Property Rights Cases are Not “Pro-Business” vs. “Anti-Business” Cases:

One of my longstanding peeves is that property rights and economic regulation cases are often depicted as pitting “pro-business” interests against an “anti-business” or pro-consumer camp. Rarely does this frame accurately reflect the real issues at stake.

This recent New York Times article discussing Sonia Sotomayor’s rulings in property rights and regulatory cases is just one of many examples of this fallacy. The article analyzes the decisions from the standpoint of trying to determine whether she falls into “a pro- or anti-business camp.” In the process, author John Schwartz cites Sotomayor’s ruling against property rights in the Didden case as an example of an anti-business ruling, while claiming that her pro-property rights decision in Krimstock v. Kelly cuts the other way.

The pro-business vs. anti-business approach to these cases makes little sense. In Didden, there were business interests on both sides. As I explained in this post, one businessman – politically connected developer Gregory Wasser – used the the threat of condemnation to try to force two other businessmen to pay him $800,000 or give him a 50% stake in their business. When they refused, the local government used the power of eminent domain to transfer their land to Wasser, as the latter demanded. Judge Sotomayor and her Second Circuit panel ruled that this taking was for a permissible “public use” under the Takings Clause of the Fifth Amendment. Since business interests were arrayed on both sides, describing the decision as “pro-business” or “anti-business” is misleading. Rather, the decision involved a clash between property rights and the power of government, which is sometimes exercised on behalf of locally powerful business interests such as Wasser against politically weaker landowners (some of whom are businesses themselves).

The pro-business vs. anti-business frame is even less relevant to Krimstock than Didden. Sotomayor’s opinion in Krimstock struck down a New York City law that allowed the government to seize cars belonging to certain criminal defendants and hold them for years at a time without giving the owners any opportunity whatsoever to contest the seizures. I don’t see any way in which Sotomayor’s decision was somehow “pro-business,” except in the trivial sense that some of the car owners might also have been businesspeople. Rather, this case too pitted the power of government against property owners, many of whom might have been poor or politically weak.

More generally, court decisions protecting property rights against government should not be viewed as “pro-business” because the Didden pattern of local government using eminent domain to benefit politically influential business interests is actually quite common. One of the most notorious examples is the 1981 Poletown case, where the City of Detroit used eminent domain to expel some 4000 people from their homes so that the land could be transferred to General Motors. The Supreme Court’s famous decision in Kelo v. City of New London is another example, since those condemnations were in large part instigated by the powerful Pfizer Corporation, which expected to derive profit from them. For reasons I discuss in this article, eminent domain is often used to transfer to take the property of the politically weak for the benefit of the powerful (often including influential businesses).

But it would also be a mistake to view pro-property rights decisions as “anti-business.” After all, many of the victimized property owners are themselves businesspeople, as was true in Didden, Poletown, Kelo, and many other cases.
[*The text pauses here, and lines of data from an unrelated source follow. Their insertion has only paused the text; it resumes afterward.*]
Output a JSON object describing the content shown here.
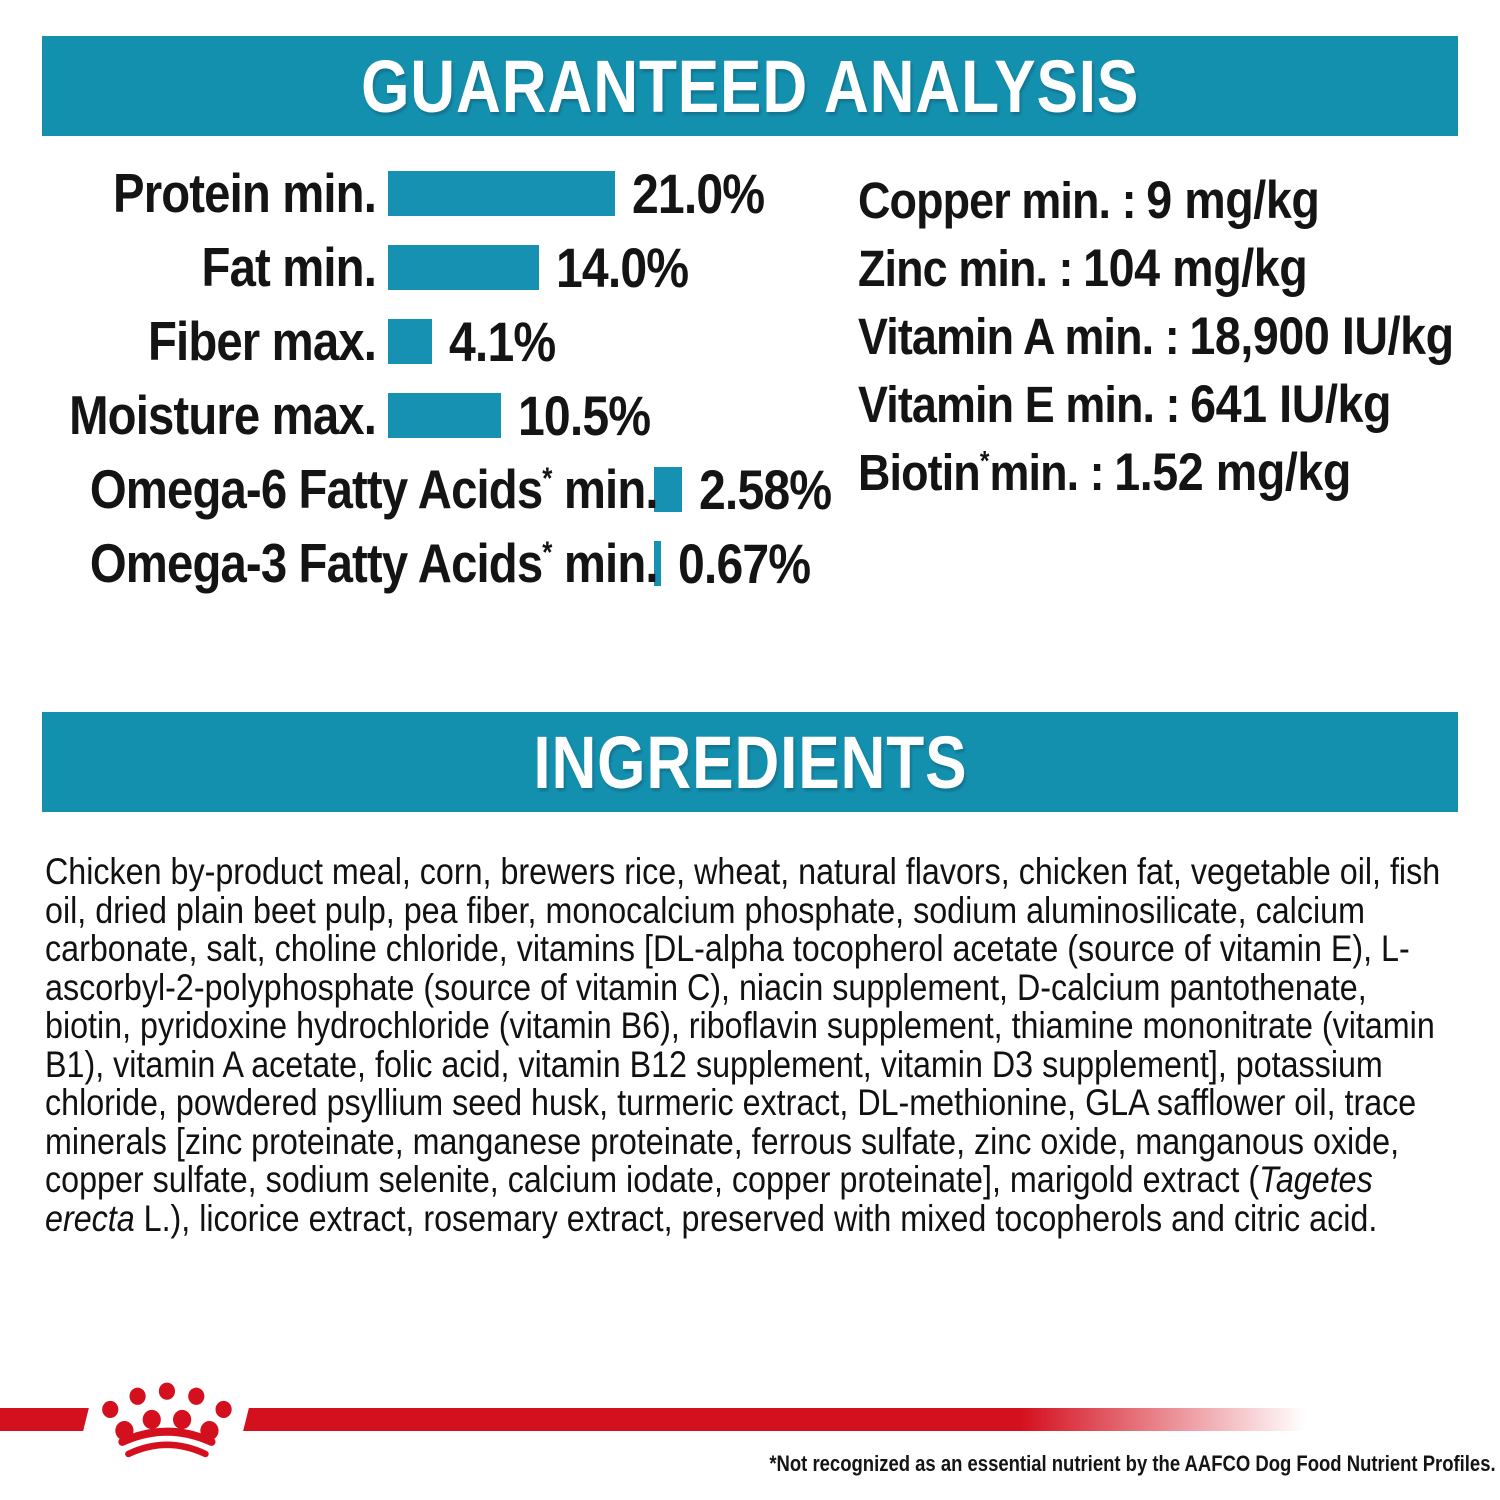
{
  "page": {
    "type": "pet-food-nutrition-label",
    "brand_logo": "royal-canin-crown"
  },
  "colors": {
    "teal_header": "#1490AF",
    "bar_teal": "#1791B2",
    "brand_red": "#D40F1E",
    "text": "#141414"
  },
  "sections": {
    "guaranteed_analysis": {
      "title": "GUARANTEED ANALYSIS",
      "nutrients": [
        {
          "label": "Copper min.",
          "sup": "",
          "label_post": "",
          "value": "9 mg/kg"
        },
        {
          "label": "Zinc min.",
          "sup": "",
          "label_post": "",
          "value": "104 mg/kg"
        },
        {
          "label": "Vitamin A min.",
          "sup": "",
          "label_post": "",
          "value": "18,900 IU/kg"
        },
        {
          "label": "Vitamin E min.",
          "sup": "",
          "label_post": "",
          "value": "641 IU/kg"
        },
        {
          "label": "Biotin",
          "sup": "*",
          "label_post": " min.",
          "value": "1.52 mg/kg"
        }
      ]
    },
    "ingredients": {
      "title": "INGREDIENTS",
      "text_before_italic": "Chicken by-product meal, corn, brewers rice, wheat, natural flavors, chicken fat, vegetable oil, fish oil, dried plain beet pulp, pea fiber, monocalcium phosphate, sodium aluminosilicate, calcium carbonate, salt, choline chloride, vitamins [DL-alpha tocopherol acetate (source of vitamin E), L-ascorbyl-2-polyphosphate (source of vitamin C), niacin supplement, D-calcium pantothenate, biotin, pyridoxine hydrochloride (vitamin B6), riboflavin supplement, thiamine mononitrate (vitamin B1), vitamin A acetate, folic acid, vitamin B12 supplement, vitamin D3 supplement], potassium chloride, powdered psyllium seed husk, turmeric extract, DL-methionine, GLA safflower oil, trace minerals [zinc proteinate, manganese proteinate, ferrous sulfate, zinc oxide, manganous oxide, copper sulfate, sodium selenite, calcium iodate, copper proteinate], marigold extract (",
      "italic_species": "Tagetes erecta",
      "text_after_italic": " L.), licorice extract, rosemary extract, preserved with mixed tocopherols and citric acid."
    },
    "footer": {
      "footnote": "*Not recognized as an essential nutrient by the AAFCO Dog Food Nutrient Profiles."
    }
  },
  "chart_data": {
    "type": "bar",
    "orientation": "horizontal",
    "title": "GUARANTEED ANALYSIS",
    "unit": "%",
    "bar_color": "#1791B2",
    "value_range": [
      0,
      21
    ],
    "categories": [
      "Protein min.",
      "Fat min.",
      "Fiber max.",
      "Moisture max.",
      "Omega-6 Fatty Acids* min.",
      "Omega-3 Fatty Acids* min."
    ],
    "values": [
      21.0,
      14.0,
      4.1,
      10.5,
      2.58,
      0.67
    ],
    "rows": [
      {
        "label_pre": "Protein min.",
        "sup": "",
        "label_post": "",
        "value": 21.0,
        "display": "21.0%",
        "wide": false
      },
      {
        "label_pre": "Fat min.",
        "sup": "",
        "label_post": "",
        "value": 14.0,
        "display": "14.0%",
        "wide": false
      },
      {
        "label_pre": "Fiber max.",
        "sup": "",
        "label_post": "",
        "value": 4.1,
        "display": "4.1%",
        "wide": false
      },
      {
        "label_pre": "Moisture max.",
        "sup": "",
        "label_post": "",
        "value": 10.5,
        "display": "10.5%",
        "wide": false
      },
      {
        "label_pre": "Omega-6 Fatty Acids",
        "sup": "*",
        "label_post": " min.",
        "value": 2.58,
        "display": "2.58%",
        "wide": true
      },
      {
        "label_pre": "Omega-3 Fatty Acids",
        "sup": "*",
        "label_post": " min.",
        "value": 0.67,
        "display": "0.67%",
        "wide": true
      }
    ]
  }
}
Small businesses are among the most common targets of Kelo-style “economic development” takings.

What is true for property rights cases is also true for many regulatory decisions, which also often pit different business interests against each other rather than an undifferentiated business class interest against other sectors of society.

I do not mean to be too critical of theTimes piece. To the contrary, I think Schwartz should be commended for making a genuine effort to consult experts from across the political spectrum; and of course I’m grateful that he cited the writings of two Volokh Conspirators, including myself. I also think he did a generally good job of summarizing a large number of cases in a short space. Unfortunately, the article exemplifies the ways in which even a skilled and fair reporter can fall into the error of using this misleading framework for analyzing property rights decisions.
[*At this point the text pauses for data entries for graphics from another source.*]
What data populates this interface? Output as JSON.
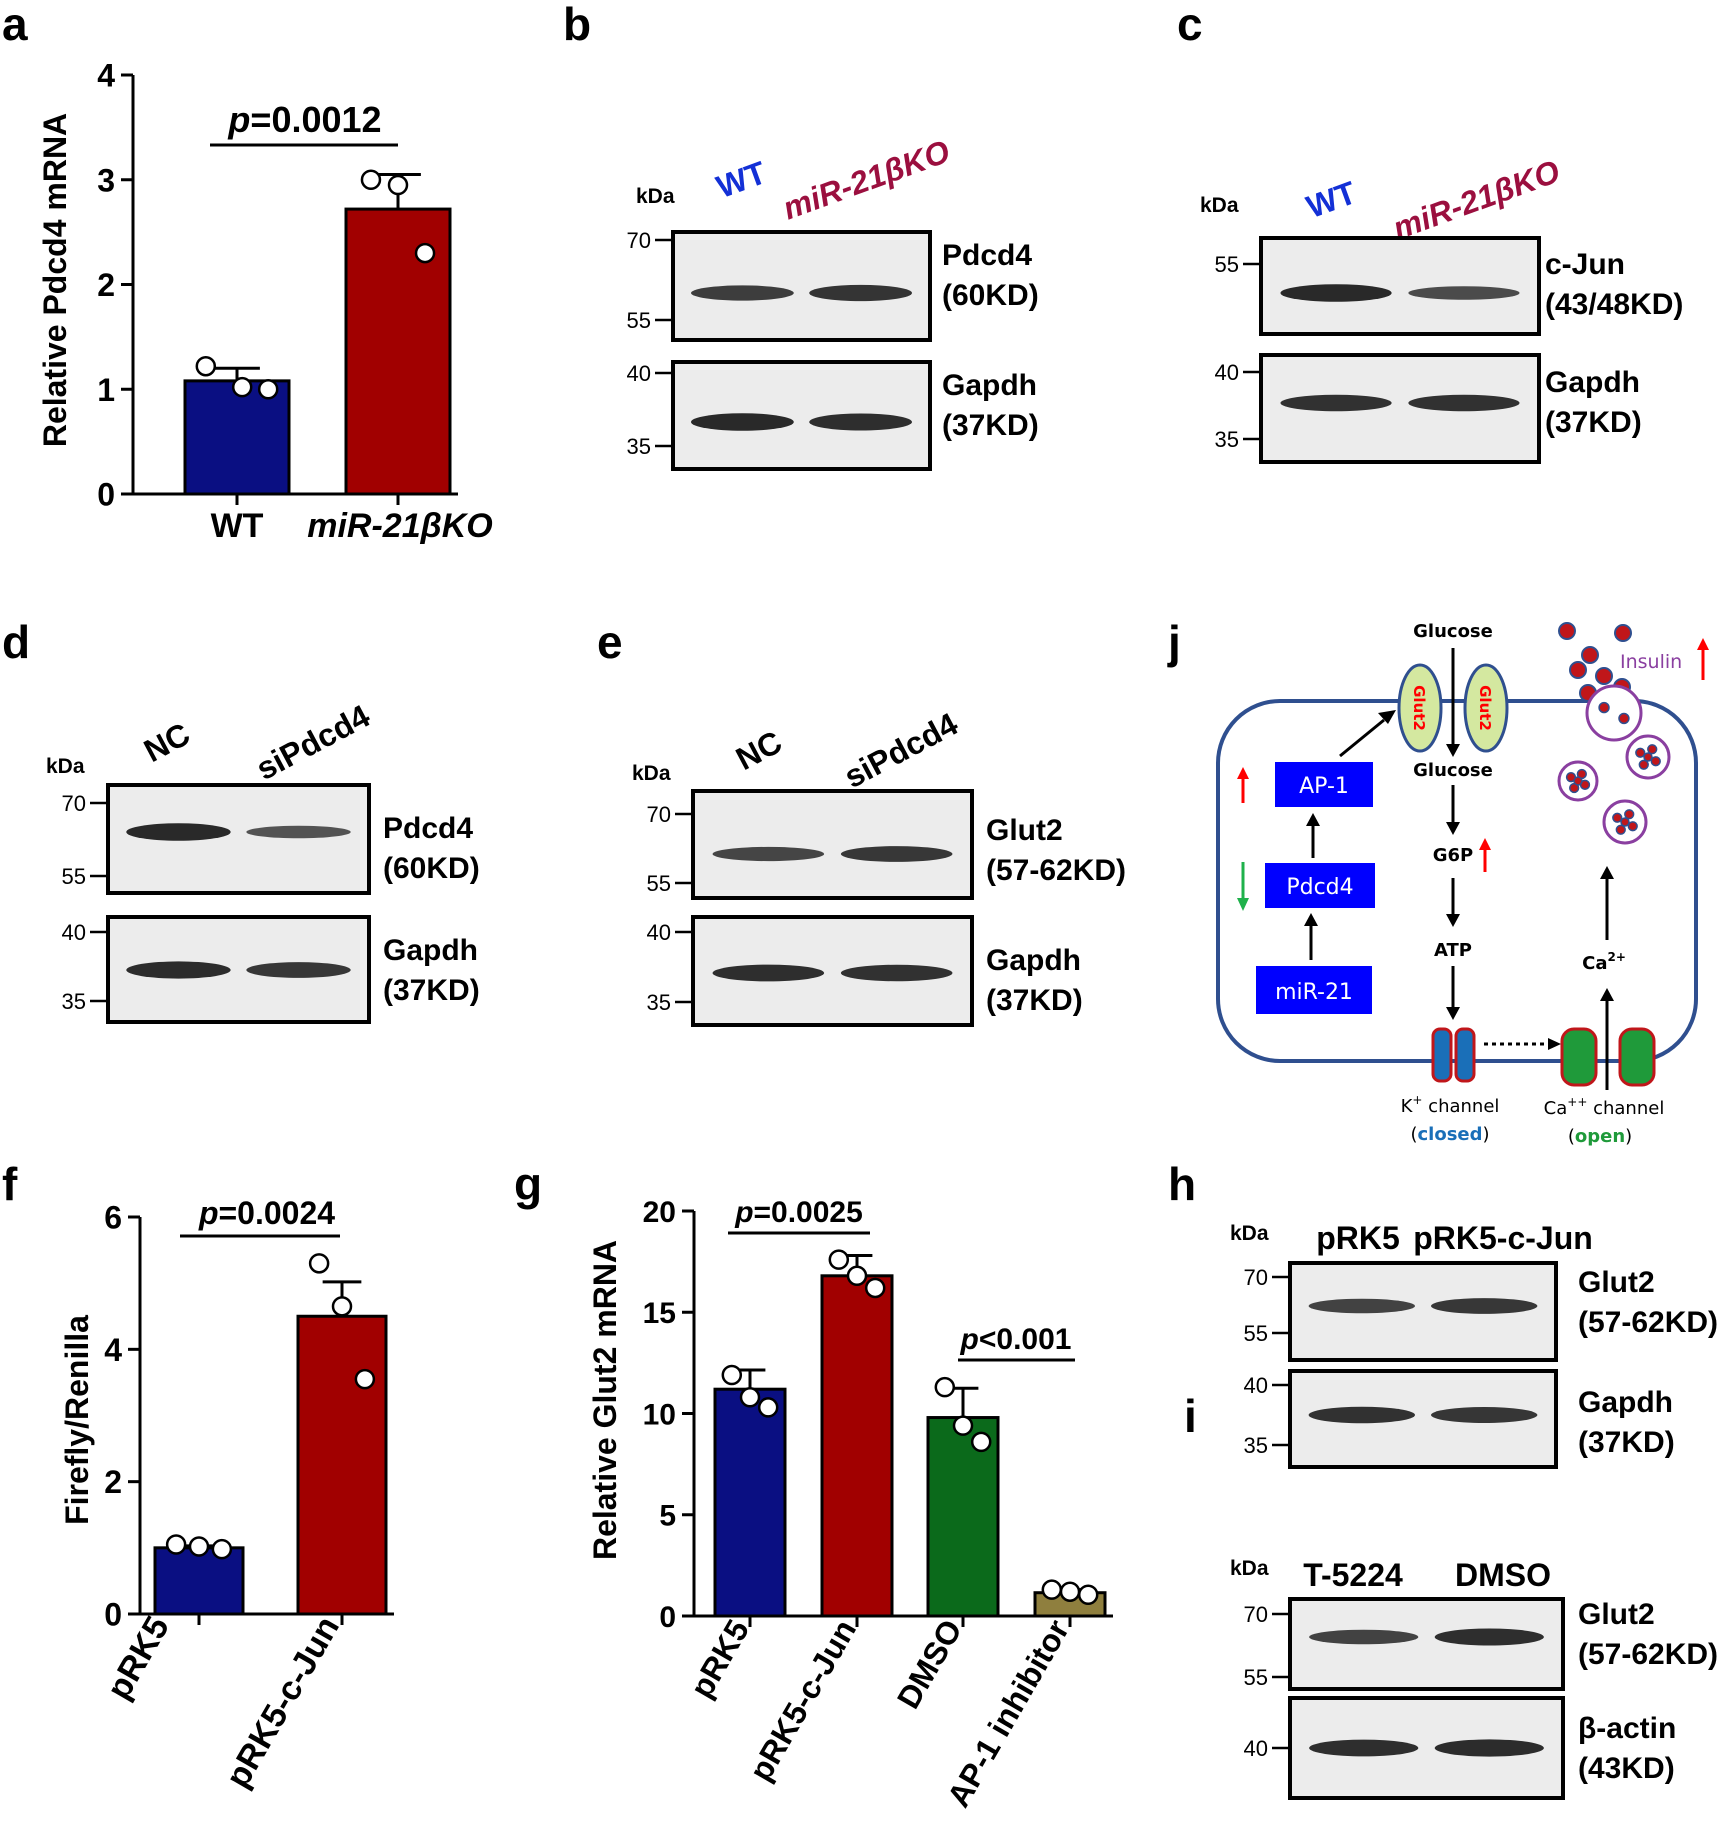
{
  "panels": {
    "a": "a",
    "b": "b",
    "c": "c",
    "d": "d",
    "e": "e",
    "f": "f",
    "g": "g",
    "h": "h",
    "i": "i",
    "j": "j"
  },
  "colors": {
    "wt_blue": "#0a0f82",
    "ko_red": "#a10000",
    "dmso_green": "#0b6a1b",
    "inhibitor_olive": "#8f7f3e",
    "wt_label": "#1330d6",
    "ko_label": "#9b0f3f",
    "diagram_box": "#0000ff",
    "cell_outline": "#2f4f8f",
    "up_arrow": "#ff0000",
    "down_arrow": "#1fb14b",
    "insulin_text": "#8a3fa0"
  },
  "chart_data": [
    {
      "panel": "a",
      "type": "bar",
      "categories": [
        "WT",
        "miR-21βKO"
      ],
      "values": [
        1.08,
        2.72
      ],
      "errors": [
        0.12,
        0.33
      ],
      "points": [
        [
          1.22,
          1.02,
          1.0
        ],
        [
          3.0,
          2.95,
          2.3
        ]
      ],
      "ylabel": "Relative Pdcd4 mRNA",
      "yticks": [
        0,
        1,
        2,
        3,
        4
      ],
      "ylim": [
        0,
        4
      ],
      "annotation": "=0.0012",
      "annotation_p": "p"
    },
    {
      "panel": "f",
      "type": "bar",
      "categories": [
        "pRK5",
        "pRK5-c-Jun"
      ],
      "values": [
        1.0,
        4.5
      ],
      "errors": [
        0.03,
        0.52
      ],
      "points": [
        [
          1.05,
          1.02,
          0.98
        ],
        [
          5.3,
          4.65,
          3.55
        ]
      ],
      "ylabel": "Firefly/Renilla",
      "yticks": [
        0,
        2,
        4,
        6
      ],
      "ylim": [
        0,
        6
      ],
      "annotation": "=0.0024",
      "annotation_p": "p"
    },
    {
      "panel": "g",
      "type": "bar",
      "categories": [
        "pRK5",
        "pRK5-c-Jun",
        "DMSO",
        "AP-1 inhibitor"
      ],
      "values": [
        11.2,
        16.8,
        9.8,
        1.15
      ],
      "errors": [
        0.95,
        1.0,
        1.45,
        0.15
      ],
      "points": [
        [
          11.9,
          10.8,
          10.3
        ],
        [
          17.6,
          16.8,
          16.2
        ],
        [
          11.3,
          9.4,
          8.6
        ],
        [
          1.3,
          1.2,
          1.05
        ]
      ],
      "ylabel": "Relative Glut2 mRNA",
      "yticks": [
        0,
        5,
        10,
        15,
        20
      ],
      "ylim": [
        0,
        20
      ],
      "annotations": [
        {
          "p": "p",
          "text": "=0.0025"
        },
        {
          "p": "p",
          "text": "<0.001"
        }
      ]
    }
  ],
  "blots": {
    "b": {
      "kda": "kDa",
      "lanes": [
        "WT",
        "miR-21βKO"
      ],
      "upper_markers": [
        "70",
        "55"
      ],
      "lower_markers": [
        "40",
        "35"
      ],
      "upper_protein": [
        "Pdcd4",
        "(60KD)"
      ],
      "lower_protein": [
        "Gapdh",
        "(37KD)"
      ]
    },
    "c": {
      "kda": "kDa",
      "lanes": [
        "WT",
        "miR-21βKO"
      ],
      "upper_markers": [
        "55"
      ],
      "lower_markers": [
        "40",
        "35"
      ],
      "upper_protein": [
        "c-Jun",
        "(43/48KD)"
      ],
      "lower_protein": [
        "Gapdh",
        "(37KD)"
      ]
    },
    "d": {
      "kda": "kDa",
      "lanes": [
        "NC",
        "siPdcd4"
      ],
      "upper_markers": [
        "70",
        "55"
      ],
      "lower_markers": [
        "40",
        "35"
      ],
      "upper_protein": [
        "Pdcd4",
        "(60KD)"
      ],
      "lower_protein": [
        "Gapdh",
        "(37KD)"
      ]
    },
    "e": {
      "kda": "kDa",
      "lanes": [
        "NC",
        "siPdcd4"
      ],
      "upper_markers": [
        "70",
        "55"
      ],
      "lower_markers": [
        "40",
        "35"
      ],
      "upper_protein": [
        "Glut2",
        "(57-62KD)"
      ],
      "lower_protein": [
        "Gapdh",
        "(37KD)"
      ]
    },
    "h": {
      "kda": "kDa",
      "lanes": [
        "pRK5",
        "pRK5-c-Jun"
      ],
      "upper_markers": [
        "70",
        "55"
      ],
      "lower_markers": [
        "40",
        "35"
      ],
      "upper_protein": [
        "Glut2",
        "(57-62KD)"
      ],
      "lower_protein": [
        "Gapdh",
        "(37KD)"
      ]
    },
    "i": {
      "kda": "kDa",
      "lanes": [
        "T-5224",
        "DMSO"
      ],
      "upper_markers": [
        "70",
        "55"
      ],
      "lower_markers": [
        "40"
      ],
      "upper_protein": [
        "Glut2",
        "(57-62KD)"
      ],
      "lower_protein": [
        "β-actin",
        "(43KD)"
      ]
    }
  },
  "diagram": {
    "glucose_out": "Glucose",
    "glucose_in": "Glucose",
    "glut2": "Glut2",
    "g6p": "G6P",
    "atp": "ATP",
    "ca": "Ca",
    "ca_sup": "2+",
    "insulin": "Insulin",
    "boxes": [
      "AP-1",
      "Pdcd4",
      "miR-21"
    ],
    "k_channel": "K",
    "k_sup": "+",
    "k_channel_rest": " channel",
    "k_state": "closed",
    "ca_channel": "Ca",
    "ca_channel_sup": "++",
    "ca_channel_rest": " channel",
    "ca_state": "open",
    "paren_open": "(",
    "paren_close": ")"
  }
}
UPDATE: I would like to briefly note two other minor, but unfortunate errors in the Times article. First, the article describes Richard Epstein, perhaps the leading libertarian legal scholar in the country, as a “conservative.” Confusing libertarians with conservatives is a common mistake, but still a significant one, especially in an era of Bush-style “big government” conservatism when libertarians and many conservatives often diverge on the kinds of economic issues the article focuses on. Second, the author writes that Sotomayor’s Didden ruling “followed” the Supreme Court’s decision in Kelo. This is true to an extent, but it ignores the fact that Didden went even farther than Kelo in undermining property rights by allowing government to condemn property even in a situation where the stated rationale for the taking was a blatant “pretext” for the true purpose of benefiting a private party, a scenario the Kelo majority described as unconstitutional. It is possible, however, that Schwartz merely meant to say that Didden “followed” Kelo in the sense that it came later chronologically.